Each of these traversal methods has a name: preorder, inorder, postorder.
Traversal through BSTs
You've already seen what the preorder traversal algorithm looks like...
it would traverse the following tree as: 60,20,10,5,15,40,30,70,65,85
but what would it be using inorder traversal?
or, post order traversal?
Traversal through BSTs
The inorder traversal algorithm would be:
Traverse (Root)
If the Tree is not empty then
Traverse(Left subtree)
Visit the node at the Root (display)
Traverse(Right subtree)
Traversal through BSTs
It would traverse the same tree as: 5,10,15,20,30,40,60,65,70,85;
Notice that this type of traversal produces the numbers in order.
Search trees can be set up so that
  all of the nodes in the left subtree
  are less than the nodes in the
  right subtree.
Traversal through BSTs
The postorder traversal is:
If the Tree is not empty then
Traverse(Left subtree)
Traverse(Right subtree)
Visit the node at the Root (maybe display)
It would traverse the same tree as:
5, 15, 10,30,40,20,65,85,70,60
Traversal through BSTs
Think about the code to traverse a tree inorder using a pointer based implementation:
void inorder_print(tree root) {
if (root) {
inorder_print(root->left_child);
cout <<root->value.name);
inorder_print(root->right_child);
}
Traversal through BSTs
Why do we pass root by value vs. by reference?

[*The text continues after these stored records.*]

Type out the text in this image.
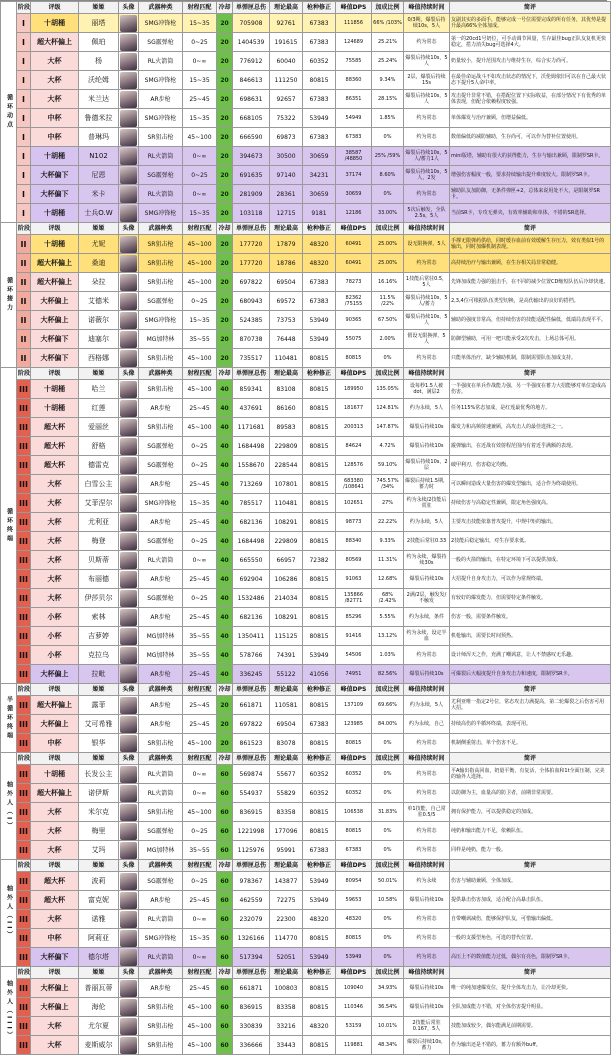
循环动点	阶段	评级	姬姬	头像	武器种类	射程匹配	冷却	单弹匣总伤	理论最高	枪种修正	峰值DPS	加成比例	峰值持续时间	简评
	I	十胡桶	丽塔		SMG冲锋枪	15~35	20	705908	92761	67383	111856	66% /103%	0/3期，爆裂后持续10s，5人	友副其实的多面手，能够完成一号位需要完成的所有任务，其优势是提升最高66%全体加成。
	I	超大杯偏上	佩珀		SG霰弹枪	0~25	20	1404539	191615	67383	124689	25.21%	约为常态	第一的20cd1号奶位，可手动调节回量，生存最佳bug正队友复机更快稳定，搭力消失bug可选择4大。
	I	大杯	杨		RL火箭筒	0~∞	20	776912	60040	60352	75585	25.24%	爆裂后持续10s，5人	奶量较小，提升范围攻击与维持生存，综合实力尚可。
	I	大杯	沃纶姆		SMG冲锋枪	15~35	20	846613	111250	80815	88360	9.34%	2层，爆裂后持续15s	在最佳命运战斗不如攻击状态的情况下，沃伦姆依旧可以在自己最大状态下提升5人命中率。
	I	大杯	米兰达		AR步枪	25~45	20	698631	92657	67383	86351	28.15%	爆裂后持续10s，5人	攻击提升非常不错，在搭配位置下实际收益，在部分情况下有优秀的单体表现，但配合依赖程度较强。
	I	中杯	鲁德米拉		SMG冲锋枪	15~35	20	668105	75322	53949	54949	1.85%	约为常态	单体爆发与治疗兼顾，但增益偏低。
	I	中杯	普琳玛		SR狙击枪	45~100	20	666590	69873	67383	67383	0%	约为常态	数值偏低的减防辅助，生存尚可，可以作为替补位置使用。
	I	十胡桶	N102		RL火箭筒	0~∞	20	394673	30500	30659	38587 /48850	25% /59%	爆裂后持续10s，5人/蓄力1人	mini版塔，辅助有很大的获得能力，生存与输出兼顾，限制罗SR卡。
	I	大杯偏下	尼恩		SG霰弹枪	0~25	20	691635	97140	34231	37174	8.60%	爆裂后持续10s，5人，2发	增强伤害幅度一般，要求持续输出提升难度较大。限制罗SR卡。
	I	大杯偏下	米卡		RL火箭筒	0~∞	20	281909	28361	30659	30659	0%	约为常态	辅助队友加防御，无条件弹匣+2，总体来说用处不大，是限制罗SR卡。
	I	十胡桶	士兵O.W		SMG冲锋枪	15~35	20	103118	12715	9181	12186	33.00%	5次后触发，全队2.5s，5人	当前SR卡，专攻无弹夹，有效率辅助和单体，不错的SR选择。
循环接力	阶段	评级	姬姬	头像	武器种类	射程匹配	冷却	单弹匣总伤	理论最高	枪种修正	峰值DPS	加成比例	峰值持续时间	简评
	II	十胡桶	尤妮		SR狙击枪	45~100	20	177720	17879	48320	60491	25.00%	设无限换弹，5人	手撑无限弹药供给，同时缓存血前有效缓解生存压力，效有类似1号的输出，同时加爆机制表现。
	II	超大杯偏上	桑迪		SR狙击枪	45~100	20	177720	18786	48320	60491	25.00%	约为常态	高持续治疗与输出兼顾，在生存相关局非常稳健。
	II	超大杯偏上	朵拉		SR狙击枪	45~100	20	697822	69504	67383	78273	16.16%	1技能后常驻0.5，5人	先锋加成能力强的狙击手，在不同的减少位置CD缩短队伍后冷却快速。
	II	大杯偏上	艾德米		SG霰弹枪	0~25	20	680943	69572	67383	82362 /75155	11.5% /22%	爆裂后持续10s，5人/蓄力	2,3,4位可根据队伍类型切换，是高伤输出的良好的搭档。
	II	大杯偏上	诺薇尔		SMG冲锋枪	15~35	20	524385	73753	53949	90365	67.50%	爆裂后持续10s，5人	辅助的强度非常高，但持续伤害的技能适配性偏低，低端局表现平平。
	II	大杯偏下	迪塞尔		MG加特林	35~55	20	870738	76448	53949	55075	2.00%	假设无限换弹，5人	防御型辅助，可用一吧只能承受2次攻击，上场总体可用。
	II	大杯偏下	西格娜		SR狙击枪	45~100	20	735517	110481	80815	80815	0%	约为常态	只能单体治疗，缺少辅助机制，限制需要队伍加成支持。
循环终端	阶段	评级	姬姬	头像	武器种类	射程匹配	冷却	单弹匣总伤	理论最高	枪种修正	峰值DPS	加成比例	峰值持续时间	简评
	III	十胡桶	哈兰		SR狙击枪	45~100	40	859341	83108	80815	189950	135.05%	设每秒1.5人被dot，满层2	一半强度在单兵作战能力强，另一半强度在蓄力大招能够对单位造成高伤害。
	III	十胡桶	红莲		AR步枪	25~45	40	437691	86160	80815	181677	124.81%	约为永续，5人	任务115%常态加成，是红莲最优秀的地方。
	III	超大杯	爱丽丝		SR狙击枪	45~100	40	1171681	89583	80815	200313	147.87%	爆裂后持续10s	爆发力和高频射速兼顾，高攻击人的最佳选择之一。
	III	超大杯	舒格		SG霰弹枪	0~25	40	1684498	229809	80815	84624	4.72%	爆裂后持续10s	霰弹输出，在近战有效射程范围内有着近乎满额的表现。
	III	超大杯	德雷克		SG霰弹枪	0~25	40	1558670	228544	80815	128576	59.10%	爆裂后持续10s，2层	破甲利刃，伤害稳定均衡。
	III	大杯	白雪公主		AR步枪	25~45	40	713269	107801	80815	683380 /108641	745.57% /34%	爆裂后持续1.5期，蓄力时	可以瞬间造成大量伤害的爆发型输出，适合作为终端使用。
	III	大杯	艾菲涅尔		SMG冲锋枪	15~35	40	785517	110481	80815	102651	27%	约为永续/2技能后常驻	持续伤害与高稳定性兼顾，限定角色强度高。
	III	大杯	尤利亚		AR步枪	25~45	40	682136	108291	80815	98773	22.22%	约为永续，5人	主要攻击技能依靠普攻提升，中规中矩的输出。
	III	大杯	梅登		SG霰弹枪	0~25	40	1684498	229809	80815	88340	9.33%	2技能后常驻0.33	2技能后稳定输出，对生存要求低。
	III	大杯	贝斯蒂		RL火箭筒	0~∞	40	665550	66957	72382	80569	11.31%	约为永续，爆裂持续30s	一般的火箭筒输出，在特定环境下可以提供加成。
	III	大杯	布丽德		AR步枪	25~45	40	692904	106286	80815	91063	12.68%	爆裂后持续10s	大招提升自身攻击力，可以作为常规终端。
	III	大杯	伊莎贝尔		SG霰弹枪	0~25	40	1532486	214034	80815	135866 /82771	68% /2.42%	2满/2层，触发发/不触发	有较好的爆发能力，但需要特定条件触发。
	III	小杯	索林		AR步枪	25~45	40	682136	108291	80815	85296	5.55%	约为永续，条件	伤害一般，需要条件触发。
	III	小杯	吉萝婷		MG加特林	35~55	40	1350411	115125	80815	91416	13.12%	约为永续，设定半血	机枪输出，需要长时间预热。
	III	小杯	克拉乌		MG加特林	35~55	40	578766	74391	53949	54506	1.03%	约为常态	设计师浑天之作，充满了嘲讽意，让人不禁感叹无乐趣。
	III	大杯偏上	拉毗		AR步枪	25~45	40	336245	55122	41056	74951	82.56%	爆裂后持续10s	可爆裂后大幅度提升自身攻击力和速度，限制罗SR卡。
半循环终端	阶段	评级	姬姬	头像	武器种类	射程匹配	冷却	单弹匣总伤	理论最高	枪种修正	峰值DPS	加成比例	峰值持续时间	简评
	III	超大杯偏上	露菲		AR步枪	25~45	20	661871	110581	80815	137109	69.66%	约为永续，5人	尤利亚唯一指定2号位，常态攻击力满提高，第二轮爆裂之后伤害可用大招。
	III	大杯偏上	艾可希雅		AR步枪	25~45	20	697822	69504	67383	123985	84.00%	约为永续，自己	持续高伤的半循环终端，表现可用。
	III	中杯	银华		SR狙击枪	45~100	20	861523	83078	80815	80815	0%	约为常态	机制侧重射击，单个伤害不足。
轴外人（I）	阶段	评级	姬姬	头像	武器种类	射程匹配	冷却	单弹匣总伤	理论最高	枪种修正	峰值DPS	加成比例	峰值持续时间	简评
	III	十胡桶	长发公主		RL火箭筒	0~∞	60	569874	55677	60352	60352	0%	约为常态	平A输出指高回血，奶量平衡，有复活，全体拍血和1t全面压制，完美的轴外人选择。
	III	超大杯偏上	诺伊斯		RL火箭筒	0~∞	60	554937	55829	60352	60352	0%	约为常态	以防御为主，血量高的防卫者，前期非常需要。
	III	大杯	米尔克		SR狙击枪	45~100	60	836915	83358	80815	106538	31.83%	单1技能，自己常驻0.5/5	拥有保护能力，可以提供稳定的加成。
	III	大杯	梅里		SG霰弹枪	0~25	60	1221998	177096	80815	80815	0%	约为常态	纯奶和输出能力不足，依赖队伍。
	III	大杯	艾玛		MG加特林	35~55	60	1125976	95991	67383	67383	0%	约为常态	同样是纯奶，能力一般。
轴外人（II）	阶段	评级	姬姬	头像	武器种类	射程匹配	冷却	单弹匣总伤	理论最高	枪种修正	峰值DPS	加成比例	峰值持续时间	简评
	III	超大杯	波莉		SG霰弹枪	0~25	60	978367	143877	53949	80954	50.01%	约为永续	伤害与辅助兼顾，全体加成。
	III	超大杯	富克妮		AR步枪	25~45	60	462559	72275	53949	59653	10.58%	爆裂后持续10s	提供暴击伤害加成，适合配合高暴击队伍。
	III	大杯	诺雅		RL火箭筒	0~∞	60	232079	22300	48320	48320	0%	约为常态	自带嘲讽减伤，能够保护队友，可惜输出偏低。
	III	中杯	阿莉亚		SMG冲锋枪	15~35	60	1326166	114770	80815	80815	0%	约为常态	一般的支援型角色，可选的替代位置。
	III	大杯偏下	德尔塔		RL火箭筒	0~∞	60	517394	52051	53949	53949	0%	约为常态	高压上不的数值能力过低，偶尔有亮色，限制罗SR卡。
轴外人（III）	阶段	评级	姬姬	头像	武器种类	射程匹配	冷却	单弹匣总伤	理论最高	枪种修正	峰值DPS	加成比例	峰值持续时间	简评
	III	大杯偏上	普丽瓦蒂		AR步枪	25~45	60	661871	100803	80815	109040	34.93%	爆裂后持续10s	唯一的纯加速爆发位，提升全体攻击力，让冷却更快。
	III	大杯偏上	海伦		SR狙击枪	45~100	60	836915	83358	80815	110346	36.54%	爆裂后持续10s	全队加成能力不错，对全体伤害提升明显。
	III	大杯	尤尔夏		SR狙击枪	45~100	60	330839	33216	48320	53159	10.01%	2技能后常驻0.167，5人	技能加成较少，偶尔能满足前期需要。
	III	大杯	麦斯威尔		SR狙击枪	45~100	60	336666	33443	80815	119881	48.34%	爆裂后持续10s，蓄力	作为输出还是不错的，蓄力有额外buff。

void inorder_print(tree root) {
Why don’t we say??
root = root->left_child;
As an exercise, try to write a nonrecursive version of this!
Using BSTs for Table ADTs
We can implement our ADT Table operations using a nonlinear approach of a binary search tree.
This provides the best features of a linear implementation that we previously talked about plus you can insert and delete items without having to shift data.
With a binary search tree we are able to take advantage of dynamic memory allocation.
Using BSTs for Table ADTs
Linear implementations of ADT table operations are still useful.
Remember when we talked about efficiency, it isn't good to overanalyze our problems.
If the size of the problem is small, it is unlikely that there will be enough efficiency gain to implement more difficult approaches.
In fact, if the size of the table is small using a linear implementation makes sense because the code is simple to write and read!
Using BSTs for Table ADTs
For test operations, we must define a binary search tree where for each node -- the search key is greater than all search keys in the left subtree and less than all search keys in the right subtree.
Since this is implicitly a sorted tree when we traverse it inorder, we can write efficient algorithms for retrieval, insertion, deletion, and traversal.
Remember, traversal of linear ADT tables was not a straightforward process!
Using BSTs for Table ADTs
Let's quickly look at a search algorithm for a binary search tree implemented using pointers (i.e., implementing our Retrieve ADT Table Operation):
The following is pseudo code:
int retrieve (tree *root, key &k, data & value){
if (!root) //we have an empty tree
return 0;
Using BSTs for Table ADTs
else if (root->value == k) {
value = root->value;
return 1;
}
else if (k < root->value) return retrieve(root->left_child, k,data);
else
return retrieve(root->right_child, k, data);
}
For Next Time...
To prepare for next class
write C++ code to insert a new data item at a leaf in the appropriate sub-tree using the binary search tree concept
think about what you might need to do to then remove an item?
what special cases will we need to consider?
how might we make a copy of a binary search tree?